It’s difficult to determine if there is simply an ingredient missing or if something is wrong with the entire recipe. In Charlie Countryman, originally titled The Necessary Death of Charlie Countryman, Shia LaBeouf (Transformers, Lawless) plays a traveling nomad who falls deeply in love with a foreign cellist player, portrayed by Evan Rachel Wood (The Wrestler, Across the Universe).
Visually, indie director Fredrik Bond creates a hypnotic love story that shifts between majestical realism, stylized violence, and life-altering situations. Much like a Nicolas Winding Refn film, it’s quite easy to either get lost in the style or create a long list of flaws within the plot. If nothing else, despite a series of clichés, the film takes chances to make it original in a time when audiences time bathroom visits to all-too-well-know plot points.

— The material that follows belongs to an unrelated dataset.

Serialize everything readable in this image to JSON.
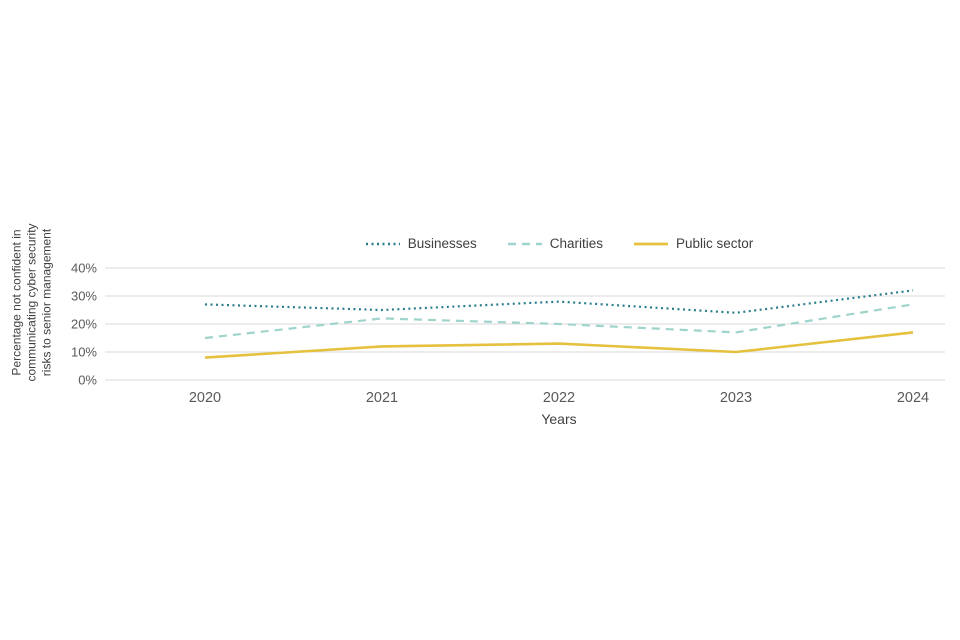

Plot-wise, there is little that hasn’t been seen over and over again. There are some supernatural elements that one is left to ponder about Charlie’s abilities with the recently deceased, some seemingly out-of-place movie references scattered throughout, and more Tom-Cruise-runs than the last Mission Impossible movie.

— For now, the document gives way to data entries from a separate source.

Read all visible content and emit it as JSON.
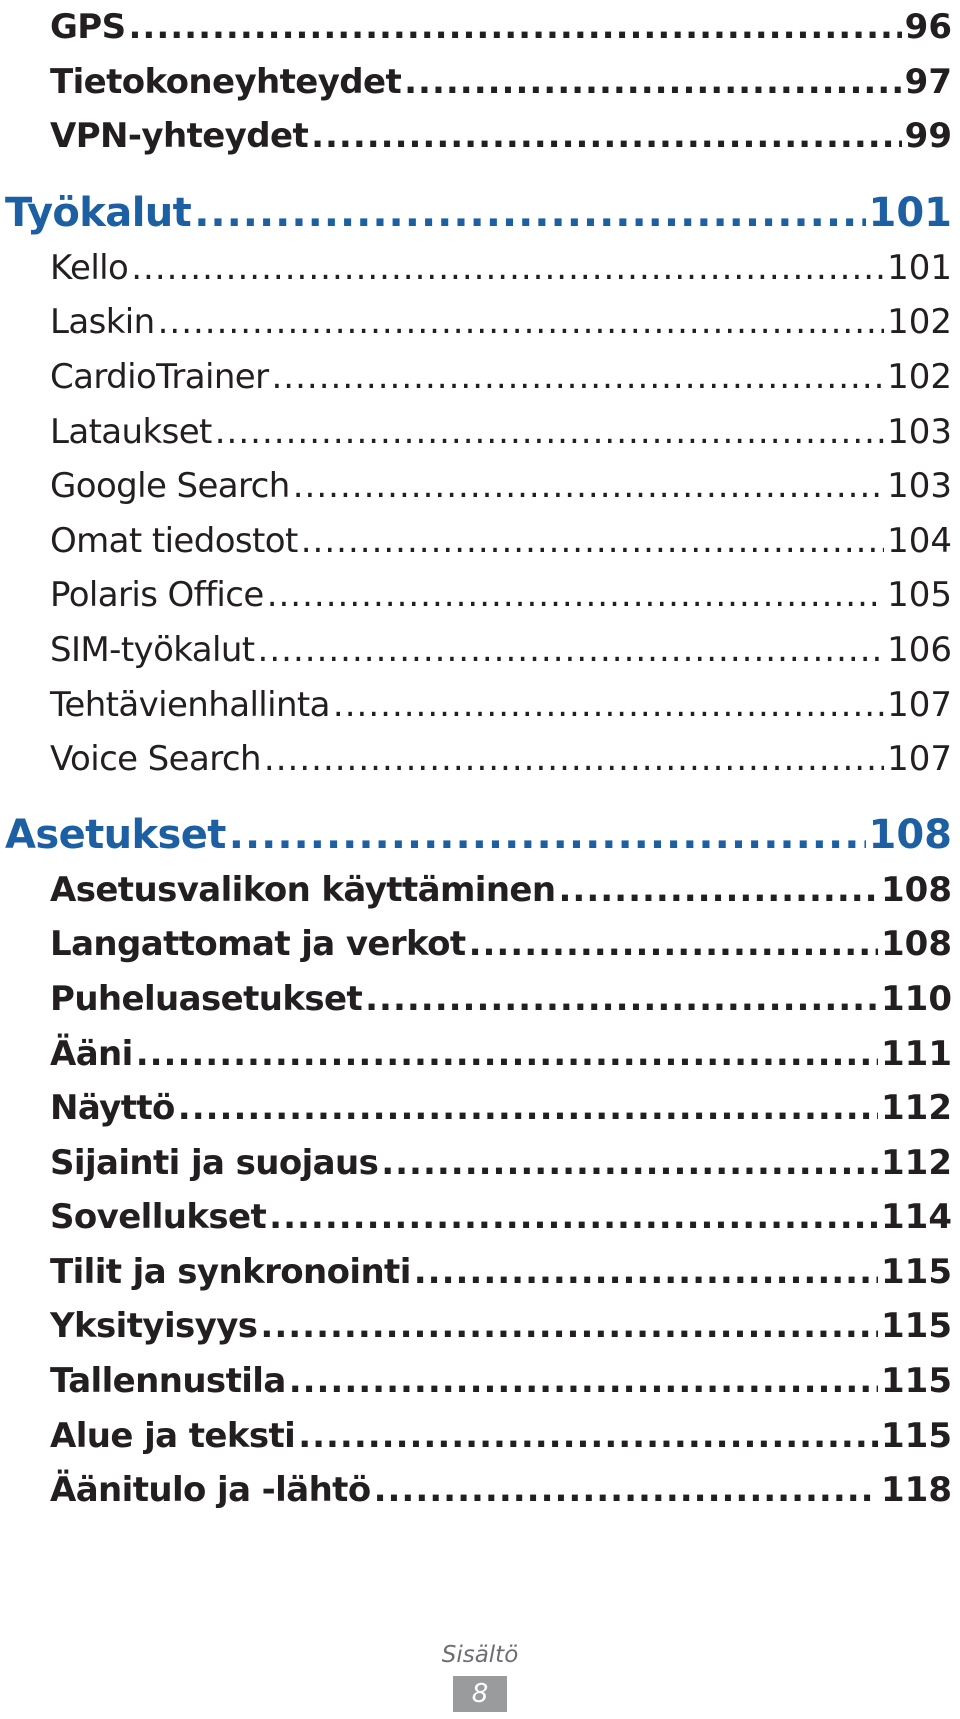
{
  "toc": {
    "head": [
      {
        "title": "GPS",
        "page": "96"
      },
      {
        "title": "Tietokoneyhteydet",
        "page": "97"
      },
      {
        "title": "VPN-yhteydet",
        "page": "99"
      }
    ],
    "sections": [
      {
        "title": "Työkalut",
        "page": "101",
        "items": [
          {
            "title": "Kello",
            "page": "101"
          },
          {
            "title": "Laskin",
            "page": "102"
          },
          {
            "title": "CardioTrainer",
            "page": "102"
          },
          {
            "title": "Lataukset",
            "page": "103"
          },
          {
            "title": "Google Search",
            "page": "103"
          },
          {
            "title": "Omat tiedostot",
            "page": "104"
          },
          {
            "title": "Polaris Office",
            "page": "105"
          },
          {
            "title": "SIM-työkalut",
            "page": "106"
          },
          {
            "title": "Tehtävienhallinta",
            "page": "107"
          },
          {
            "title": "Voice Search",
            "page": "107"
          }
        ]
      },
      {
        "title": "Asetukset",
        "page": "108",
        "items": [
          {
            "title": "Asetusvalikon käyttäminen",
            "page": "108"
          },
          {
            "title": "Langattomat ja verkot",
            "page": "108"
          },
          {
            "title": "Puheluasetukset",
            "page": "110"
          },
          {
            "title": "Ääni",
            "page": "111"
          },
          {
            "title": "Näyttö",
            "page": "112"
          },
          {
            "title": "Sijainti ja suojaus",
            "page": "112"
          },
          {
            "title": "Sovellukset",
            "page": "114"
          },
          {
            "title": "Tilit ja synkronointi",
            "page": "115"
          },
          {
            "title": "Yksityisyys",
            "page": "115"
          },
          {
            "title": "Tallennustila",
            "page": "115"
          },
          {
            "title": "Alue ja teksti",
            "page": "115"
          },
          {
            "title": "Äänitulo ja -lähtö",
            "page": "118"
          }
        ]
      }
    ]
  },
  "footer": {
    "label": "Sisältö",
    "page_number": "8"
  },
  "colors": {
    "section_heading": "#1d5fa3",
    "body_text": "#231f20",
    "footer_badge": "#9a9b9d"
  }
}
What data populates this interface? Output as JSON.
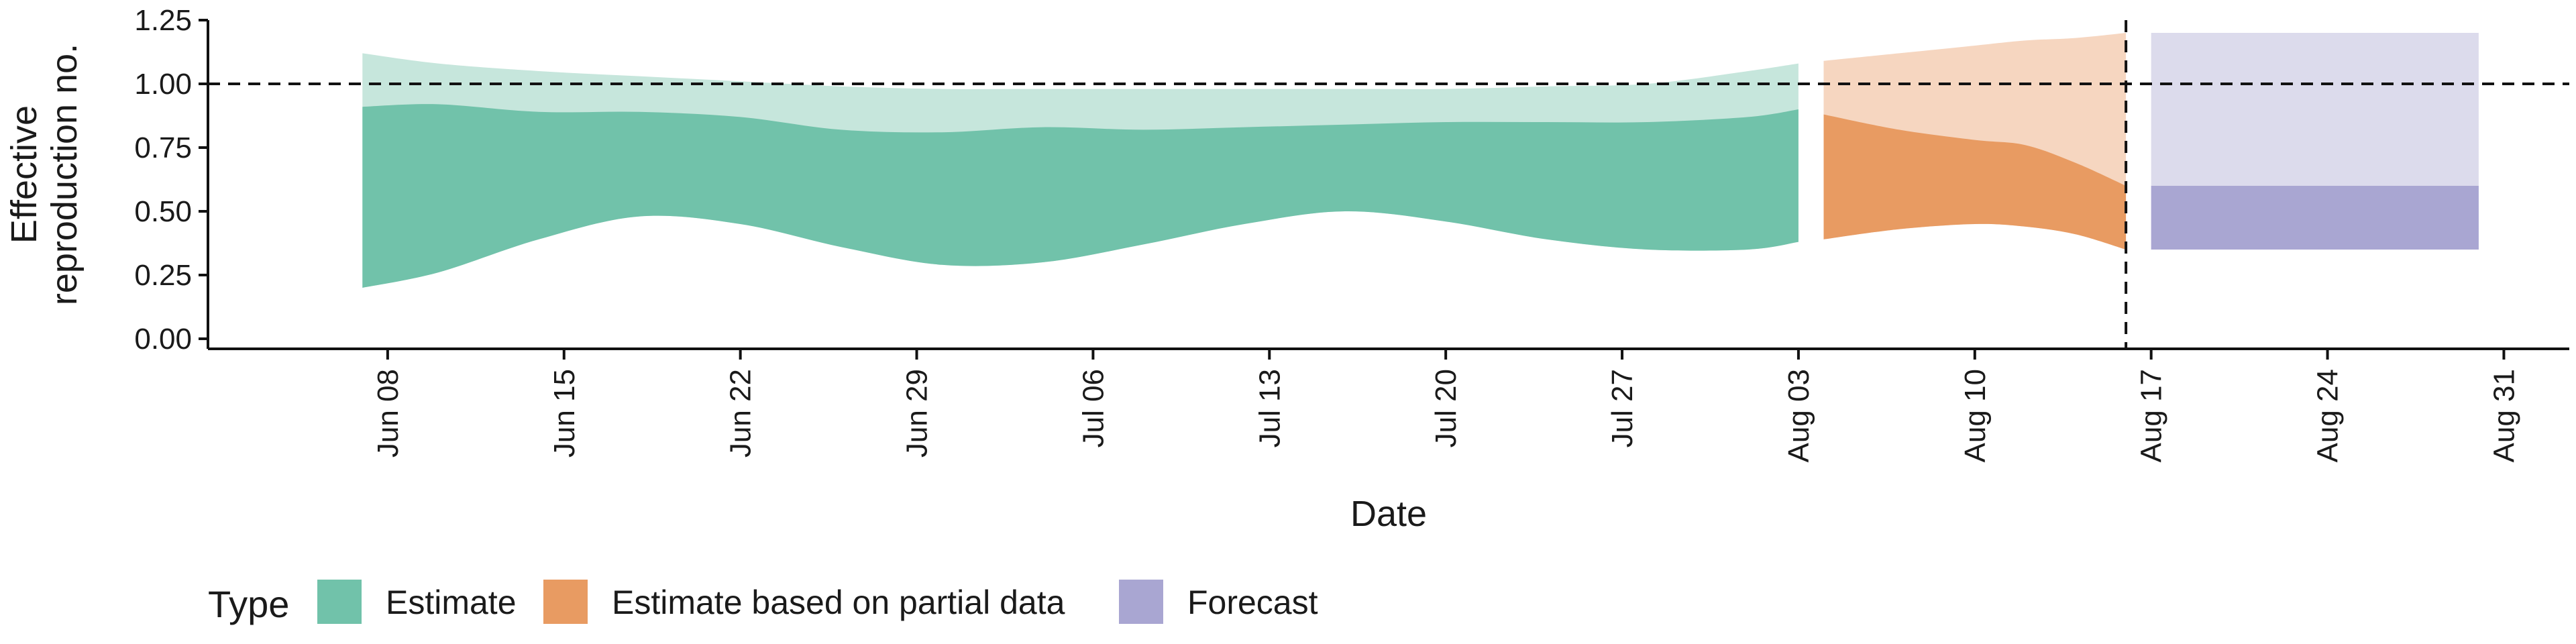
{
  "chart_data": {
    "type": "area",
    "xlabel": "Date",
    "ylabel_lines": [
      "Effective",
      "reproduction no."
    ],
    "ylim": [
      0,
      1.25
    ],
    "y_ticks": [
      0,
      0.25,
      0.5,
      0.75,
      1.0,
      1.25
    ],
    "y_tick_labels": [
      "0.00",
      "0.25",
      "0.50",
      "0.75",
      "1.00",
      "1.25"
    ],
    "x_range": [
      "2020-06-01",
      "2020-09-01"
    ],
    "x_ticks": [
      "2020-06-08",
      "2020-06-15",
      "2020-06-22",
      "2020-06-29",
      "2020-07-06",
      "2020-07-13",
      "2020-07-20",
      "2020-07-27",
      "2020-08-03",
      "2020-08-10",
      "2020-08-17",
      "2020-08-24",
      "2020-08-31"
    ],
    "x_tick_labels": [
      "Jun 08",
      "Jun 15",
      "Jun 22",
      "Jun 29",
      "Jul 06",
      "Jul 13",
      "Jul 20",
      "Jul 27",
      "Aug 03",
      "Aug 10",
      "Aug 17",
      "Aug 24",
      "Aug 31"
    ],
    "reference_line_y": 1.0,
    "vertical_line_x": "2020-08-16",
    "grid": false,
    "legend": {
      "title": "Type",
      "position": "bottom-left",
      "items": [
        "Estimate",
        "Estimate based on partial data",
        "Forecast"
      ]
    },
    "series": [
      {
        "name": "Estimate",
        "color_dark": "#71c2aa",
        "color_light": "#c6e6dc",
        "x": [
          "2020-06-07",
          "2020-06-10",
          "2020-06-14",
          "2020-06-18",
          "2020-06-22",
          "2020-06-26",
          "2020-06-30",
          "2020-07-04",
          "2020-07-08",
          "2020-07-12",
          "2020-07-16",
          "2020-07-20",
          "2020-07-24",
          "2020-07-28",
          "2020-08-01",
          "2020-08-03"
        ],
        "outer_lower": [
          0.2,
          0.26,
          0.39,
          0.48,
          0.45,
          0.36,
          0.29,
          0.3,
          0.37,
          0.45,
          0.5,
          0.46,
          0.39,
          0.35,
          0.35,
          0.38
        ],
        "inner_upper": [
          0.91,
          0.92,
          0.89,
          0.89,
          0.87,
          0.82,
          0.81,
          0.83,
          0.82,
          0.83,
          0.84,
          0.85,
          0.85,
          0.85,
          0.87,
          0.9
        ],
        "outer_upper": [
          1.12,
          1.08,
          1.05,
          1.03,
          1.01,
          0.99,
          0.98,
          0.98,
          0.98,
          0.98,
          0.98,
          0.98,
          0.99,
          1.0,
          1.05,
          1.08
        ]
      },
      {
        "name": "Estimate based on partial data",
        "color_dark": "#e89b62",
        "color_light": "#f6d6c0",
        "x": [
          "2020-08-04",
          "2020-08-07",
          "2020-08-10",
          "2020-08-12",
          "2020-08-14",
          "2020-08-16"
        ],
        "outer_lower": [
          0.39,
          0.43,
          0.45,
          0.44,
          0.41,
          0.35
        ],
        "inner_upper": [
          0.88,
          0.82,
          0.78,
          0.76,
          0.69,
          0.6
        ],
        "outer_upper": [
          1.09,
          1.12,
          1.15,
          1.17,
          1.18,
          1.2
        ]
      },
      {
        "name": "Forecast",
        "color_dark": "#a9a6d2",
        "color_light": "#dcdbec",
        "x": [
          "2020-08-17",
          "2020-08-30"
        ],
        "outer_lower": [
          0.35,
          0.35
        ],
        "inner_upper": [
          0.6,
          0.6
        ],
        "outer_upper": [
          1.2,
          1.2
        ]
      }
    ]
  }
}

However, ever since LaBeouf verbally flipped off the Transformers franchise as well as the studios, one can’t help but wonder where he will go next. While this film is far from a masterpiece, it’s a curious step in the career of LaBeouf (the method actor dropped acid for this film) and hopefully a launching point for first time film director Fredrik Bond, formerly only associated with Moby, who scores the film.